A frustrating day was had by all

This morning when we arrived at work at 6:30, we learned that our piler was down.  There is something called a Lovejoy on it which sounds like it should be a wonderful thing, but that’s what was broken.  While the mechanic worked on it we cleaned the piler and greased it until there wasn’t really anything more we could find to do on it, so we went to our cars and waited…and waited…and waited.

After six hours of waiting, the piler was back up and running.  We had maybe an hour or two of piling beets before Todd said it was too warm and he was going to call off the farmers.  But first he wanted to back the piler up and get it straightened out a little better.  As he was backing us up, a chain broke on one of the tractor wheels.  About that time six trucks full of beets pulled in.  They apparently hadn’t gotten the word that we were stopping for the day.

Todd was going to go ahead and allow them to go through, but first he had to fix that tractor chain so we could pull back up to the beet pile.  He got it put together with the help of our guys and then started pulling forward.

Unfortunately, the soil under the new piler location wasn’t very solid and the tires began to sink in.  In Todd’s attempt to get himself out of the hole, the stress caused the afore-mentioned chain to break again.  This time the farmers witnessed the whole thing.  They all got out of their trucks and looked the situation over.  I saw a couple of them with a big sledge hammer pounding the pins back into the links.

Then there was the issue of the sunken piler.  The farmers mentioned that one of the nearby farms had a tractor big enough to pull the piler, so they called the farmer and he brought his tractor over.  The farmer had to be sitting ten feet off the ground in the seat of the tractor, it was so big!  They attached a heavy chain between the tractor and the piler and he got the piler out of the hole.  But then he had to pull the piler backward in a direction where it could be lined up where Todd wanted it, and then it had to be pulled forward again.

While all this was going on, I was doing cleaning in areas I normally couldn’t get into.  That piler was cleaner than I think it’s been since this season started.
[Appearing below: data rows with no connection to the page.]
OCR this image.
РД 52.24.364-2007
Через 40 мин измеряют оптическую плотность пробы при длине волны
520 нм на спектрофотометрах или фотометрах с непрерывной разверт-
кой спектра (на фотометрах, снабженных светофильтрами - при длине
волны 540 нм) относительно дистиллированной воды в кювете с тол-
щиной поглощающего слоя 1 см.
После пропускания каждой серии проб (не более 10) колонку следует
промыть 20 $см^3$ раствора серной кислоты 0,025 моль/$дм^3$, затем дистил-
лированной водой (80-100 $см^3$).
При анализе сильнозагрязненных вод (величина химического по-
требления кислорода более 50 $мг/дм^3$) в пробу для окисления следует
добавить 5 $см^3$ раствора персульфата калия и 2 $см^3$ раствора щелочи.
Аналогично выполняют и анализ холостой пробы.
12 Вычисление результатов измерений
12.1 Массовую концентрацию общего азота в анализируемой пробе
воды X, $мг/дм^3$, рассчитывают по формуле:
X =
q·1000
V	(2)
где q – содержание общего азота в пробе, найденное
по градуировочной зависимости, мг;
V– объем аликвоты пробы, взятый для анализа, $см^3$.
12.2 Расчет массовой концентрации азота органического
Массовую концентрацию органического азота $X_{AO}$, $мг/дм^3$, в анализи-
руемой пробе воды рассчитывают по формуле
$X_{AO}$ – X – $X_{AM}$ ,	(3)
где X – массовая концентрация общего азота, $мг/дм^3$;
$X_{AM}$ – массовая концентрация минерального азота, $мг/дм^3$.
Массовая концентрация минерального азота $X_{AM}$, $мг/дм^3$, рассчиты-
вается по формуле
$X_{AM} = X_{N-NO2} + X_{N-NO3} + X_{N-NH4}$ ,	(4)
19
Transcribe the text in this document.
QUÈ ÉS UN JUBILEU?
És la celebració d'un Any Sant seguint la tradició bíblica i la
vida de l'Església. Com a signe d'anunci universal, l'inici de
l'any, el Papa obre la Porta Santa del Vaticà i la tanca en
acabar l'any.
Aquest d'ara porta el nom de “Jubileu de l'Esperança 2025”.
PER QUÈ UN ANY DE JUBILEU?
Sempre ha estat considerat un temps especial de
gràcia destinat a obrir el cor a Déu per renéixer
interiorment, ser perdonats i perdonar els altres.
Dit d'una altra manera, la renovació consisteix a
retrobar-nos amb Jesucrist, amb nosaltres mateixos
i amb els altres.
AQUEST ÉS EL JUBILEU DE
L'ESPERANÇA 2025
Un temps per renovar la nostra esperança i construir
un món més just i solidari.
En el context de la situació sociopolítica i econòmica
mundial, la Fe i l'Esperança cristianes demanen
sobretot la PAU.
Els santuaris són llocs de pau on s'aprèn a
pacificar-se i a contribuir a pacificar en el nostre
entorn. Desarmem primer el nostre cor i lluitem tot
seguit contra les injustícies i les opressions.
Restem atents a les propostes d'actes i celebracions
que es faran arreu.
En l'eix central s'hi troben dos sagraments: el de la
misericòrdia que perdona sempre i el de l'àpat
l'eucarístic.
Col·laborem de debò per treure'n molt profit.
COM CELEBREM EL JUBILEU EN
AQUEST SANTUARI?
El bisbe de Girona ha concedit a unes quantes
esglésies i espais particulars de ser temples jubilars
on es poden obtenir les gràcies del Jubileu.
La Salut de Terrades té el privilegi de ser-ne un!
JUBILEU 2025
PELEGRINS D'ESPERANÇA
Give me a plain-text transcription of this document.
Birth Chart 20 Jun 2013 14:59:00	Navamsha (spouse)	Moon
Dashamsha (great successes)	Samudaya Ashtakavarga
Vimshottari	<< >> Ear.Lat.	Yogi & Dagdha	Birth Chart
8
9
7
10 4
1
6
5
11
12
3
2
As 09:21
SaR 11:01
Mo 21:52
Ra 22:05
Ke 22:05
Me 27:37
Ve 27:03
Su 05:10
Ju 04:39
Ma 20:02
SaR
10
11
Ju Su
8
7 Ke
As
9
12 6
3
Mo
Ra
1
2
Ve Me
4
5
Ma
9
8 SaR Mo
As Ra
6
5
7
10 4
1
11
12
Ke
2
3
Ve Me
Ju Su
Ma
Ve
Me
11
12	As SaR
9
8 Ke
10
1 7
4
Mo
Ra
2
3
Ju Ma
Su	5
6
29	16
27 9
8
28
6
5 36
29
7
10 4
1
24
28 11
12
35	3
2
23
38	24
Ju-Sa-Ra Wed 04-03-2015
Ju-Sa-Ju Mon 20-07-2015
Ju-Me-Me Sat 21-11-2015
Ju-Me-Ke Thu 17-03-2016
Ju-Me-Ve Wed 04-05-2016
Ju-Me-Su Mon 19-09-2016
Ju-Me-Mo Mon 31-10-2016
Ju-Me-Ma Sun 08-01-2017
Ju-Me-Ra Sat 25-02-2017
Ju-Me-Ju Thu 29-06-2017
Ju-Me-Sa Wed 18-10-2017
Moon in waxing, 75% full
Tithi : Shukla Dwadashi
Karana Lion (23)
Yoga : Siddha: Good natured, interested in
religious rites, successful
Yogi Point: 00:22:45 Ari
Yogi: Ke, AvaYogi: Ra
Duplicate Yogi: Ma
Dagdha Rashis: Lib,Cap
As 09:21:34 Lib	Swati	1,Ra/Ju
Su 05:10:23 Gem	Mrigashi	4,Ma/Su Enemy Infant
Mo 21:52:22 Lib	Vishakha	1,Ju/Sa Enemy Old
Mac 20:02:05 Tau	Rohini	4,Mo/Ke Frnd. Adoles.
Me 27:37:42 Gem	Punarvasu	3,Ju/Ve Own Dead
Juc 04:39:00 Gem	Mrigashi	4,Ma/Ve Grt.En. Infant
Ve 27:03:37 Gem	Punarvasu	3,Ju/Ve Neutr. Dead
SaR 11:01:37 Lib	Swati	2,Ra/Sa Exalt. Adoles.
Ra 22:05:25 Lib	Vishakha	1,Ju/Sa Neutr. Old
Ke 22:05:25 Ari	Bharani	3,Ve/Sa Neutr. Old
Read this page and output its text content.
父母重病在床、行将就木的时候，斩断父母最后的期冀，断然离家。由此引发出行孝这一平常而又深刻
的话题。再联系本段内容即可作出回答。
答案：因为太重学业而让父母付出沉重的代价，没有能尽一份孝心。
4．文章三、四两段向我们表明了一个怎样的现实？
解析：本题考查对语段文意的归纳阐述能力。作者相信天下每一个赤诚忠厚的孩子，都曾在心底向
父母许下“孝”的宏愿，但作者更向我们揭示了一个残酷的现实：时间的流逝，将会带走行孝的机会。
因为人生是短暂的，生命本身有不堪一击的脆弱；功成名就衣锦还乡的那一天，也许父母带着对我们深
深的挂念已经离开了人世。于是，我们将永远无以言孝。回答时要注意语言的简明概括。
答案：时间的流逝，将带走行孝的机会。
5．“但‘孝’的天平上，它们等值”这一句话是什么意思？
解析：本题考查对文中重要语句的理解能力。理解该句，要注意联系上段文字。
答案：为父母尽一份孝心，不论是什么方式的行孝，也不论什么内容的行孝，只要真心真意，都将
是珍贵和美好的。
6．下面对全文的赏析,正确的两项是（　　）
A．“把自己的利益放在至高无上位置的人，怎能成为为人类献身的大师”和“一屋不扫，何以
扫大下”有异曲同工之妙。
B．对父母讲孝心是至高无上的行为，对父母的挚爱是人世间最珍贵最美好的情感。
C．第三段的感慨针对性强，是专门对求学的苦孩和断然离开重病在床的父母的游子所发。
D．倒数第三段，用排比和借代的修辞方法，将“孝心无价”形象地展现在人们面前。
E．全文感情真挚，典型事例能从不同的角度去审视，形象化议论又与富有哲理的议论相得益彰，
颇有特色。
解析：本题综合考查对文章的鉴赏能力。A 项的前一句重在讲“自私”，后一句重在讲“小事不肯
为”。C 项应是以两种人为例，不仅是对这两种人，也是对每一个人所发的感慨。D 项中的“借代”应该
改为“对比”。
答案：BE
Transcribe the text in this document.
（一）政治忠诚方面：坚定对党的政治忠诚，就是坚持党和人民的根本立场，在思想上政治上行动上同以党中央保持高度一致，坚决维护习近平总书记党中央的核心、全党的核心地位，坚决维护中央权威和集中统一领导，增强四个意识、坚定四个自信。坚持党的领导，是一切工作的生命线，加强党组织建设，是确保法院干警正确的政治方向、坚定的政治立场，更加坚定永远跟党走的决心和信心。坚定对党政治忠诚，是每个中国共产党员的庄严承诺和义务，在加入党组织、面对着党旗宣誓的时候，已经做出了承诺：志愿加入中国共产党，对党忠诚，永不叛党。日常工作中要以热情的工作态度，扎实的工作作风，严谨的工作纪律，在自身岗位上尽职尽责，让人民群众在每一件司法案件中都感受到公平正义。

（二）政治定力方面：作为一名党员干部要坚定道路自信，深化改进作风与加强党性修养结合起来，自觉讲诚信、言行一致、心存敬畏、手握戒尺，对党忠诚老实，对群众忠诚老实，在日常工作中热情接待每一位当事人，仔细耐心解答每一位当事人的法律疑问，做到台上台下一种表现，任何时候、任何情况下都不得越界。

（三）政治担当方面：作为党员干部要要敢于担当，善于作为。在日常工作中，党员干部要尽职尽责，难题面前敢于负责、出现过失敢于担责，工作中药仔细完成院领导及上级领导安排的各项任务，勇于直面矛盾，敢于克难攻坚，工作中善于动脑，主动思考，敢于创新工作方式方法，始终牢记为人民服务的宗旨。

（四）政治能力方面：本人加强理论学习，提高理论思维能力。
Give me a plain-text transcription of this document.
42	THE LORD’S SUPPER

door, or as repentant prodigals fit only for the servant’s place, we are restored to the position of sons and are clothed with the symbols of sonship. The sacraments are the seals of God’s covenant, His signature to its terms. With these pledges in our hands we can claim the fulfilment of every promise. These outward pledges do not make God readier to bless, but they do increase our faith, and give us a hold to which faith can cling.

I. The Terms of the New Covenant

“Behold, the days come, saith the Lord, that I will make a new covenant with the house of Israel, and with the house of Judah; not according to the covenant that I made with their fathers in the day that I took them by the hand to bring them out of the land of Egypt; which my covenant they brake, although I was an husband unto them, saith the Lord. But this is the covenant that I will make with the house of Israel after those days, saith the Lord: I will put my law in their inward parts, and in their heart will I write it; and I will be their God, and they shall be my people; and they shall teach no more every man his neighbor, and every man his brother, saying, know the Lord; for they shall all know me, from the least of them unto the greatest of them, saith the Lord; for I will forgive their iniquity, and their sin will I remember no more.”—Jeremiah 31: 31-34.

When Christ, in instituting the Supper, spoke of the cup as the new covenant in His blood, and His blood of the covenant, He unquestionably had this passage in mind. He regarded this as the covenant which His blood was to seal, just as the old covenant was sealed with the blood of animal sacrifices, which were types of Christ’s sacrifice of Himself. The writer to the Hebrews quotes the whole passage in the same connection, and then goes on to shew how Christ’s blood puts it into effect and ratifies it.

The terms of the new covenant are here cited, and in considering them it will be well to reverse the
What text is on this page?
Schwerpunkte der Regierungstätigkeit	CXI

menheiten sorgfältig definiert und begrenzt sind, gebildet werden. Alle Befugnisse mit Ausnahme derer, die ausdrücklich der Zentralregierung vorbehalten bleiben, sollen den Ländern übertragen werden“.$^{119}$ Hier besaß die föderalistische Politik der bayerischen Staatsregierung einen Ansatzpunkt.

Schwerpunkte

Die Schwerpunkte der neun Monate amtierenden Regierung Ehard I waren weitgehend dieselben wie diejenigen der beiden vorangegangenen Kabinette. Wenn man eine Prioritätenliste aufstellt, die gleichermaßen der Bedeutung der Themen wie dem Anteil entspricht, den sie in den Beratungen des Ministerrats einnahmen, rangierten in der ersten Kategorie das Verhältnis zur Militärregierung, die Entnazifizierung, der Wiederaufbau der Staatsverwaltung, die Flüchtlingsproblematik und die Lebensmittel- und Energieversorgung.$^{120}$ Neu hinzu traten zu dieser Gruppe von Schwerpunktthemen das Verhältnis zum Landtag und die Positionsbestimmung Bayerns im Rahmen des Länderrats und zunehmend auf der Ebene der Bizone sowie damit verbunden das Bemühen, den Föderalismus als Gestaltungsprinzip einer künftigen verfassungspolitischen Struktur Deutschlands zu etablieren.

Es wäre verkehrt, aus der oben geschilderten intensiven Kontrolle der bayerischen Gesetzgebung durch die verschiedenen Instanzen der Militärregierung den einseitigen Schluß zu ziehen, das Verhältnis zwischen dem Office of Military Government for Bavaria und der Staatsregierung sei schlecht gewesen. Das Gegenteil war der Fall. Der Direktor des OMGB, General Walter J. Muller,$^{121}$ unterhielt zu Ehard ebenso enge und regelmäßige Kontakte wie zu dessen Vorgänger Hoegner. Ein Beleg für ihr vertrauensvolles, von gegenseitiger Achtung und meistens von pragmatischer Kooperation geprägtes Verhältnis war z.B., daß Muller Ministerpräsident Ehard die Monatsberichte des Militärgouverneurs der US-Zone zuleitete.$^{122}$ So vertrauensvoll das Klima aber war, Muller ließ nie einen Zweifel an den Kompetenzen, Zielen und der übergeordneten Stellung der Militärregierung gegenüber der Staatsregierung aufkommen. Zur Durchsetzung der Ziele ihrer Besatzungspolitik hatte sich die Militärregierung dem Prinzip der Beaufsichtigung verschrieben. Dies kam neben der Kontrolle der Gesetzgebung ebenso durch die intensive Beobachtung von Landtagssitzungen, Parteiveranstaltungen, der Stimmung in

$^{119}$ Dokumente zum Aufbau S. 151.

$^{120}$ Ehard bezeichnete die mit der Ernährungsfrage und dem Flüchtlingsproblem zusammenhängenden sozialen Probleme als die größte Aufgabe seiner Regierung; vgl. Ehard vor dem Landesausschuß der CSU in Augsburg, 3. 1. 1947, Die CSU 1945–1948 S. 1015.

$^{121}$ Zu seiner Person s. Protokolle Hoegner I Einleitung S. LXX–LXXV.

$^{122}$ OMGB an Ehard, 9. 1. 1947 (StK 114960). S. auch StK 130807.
I noticed that the “Bag Lady” was an hour late.  She is the most amazing woman!  She comes to pick up our sample bags.  Those things can weigh twenty five to thirty five pounds, at least, and I’ve seen her haul two of them at a time, one under each arm!  She was late because at the last site she had picked bags up from, she had somehow managed to lock the skid steer keys inside the skid steer.  She uses the skid steer to get the bags from our trailer to the back of her truck, so she was stuck till they could find another set of keys for her.

Finally the piler was back in location and we allowed those six trucks to go through and dump their beets.  We were at work from 6:30-6:30 and only piled beets for an hour or two in that whole time.  The farmers were unhappy, my co-workers were disgruntled, and I’m sure the higher-ups were on Todd’s case as well.  Sometimes it’s lonely at the top!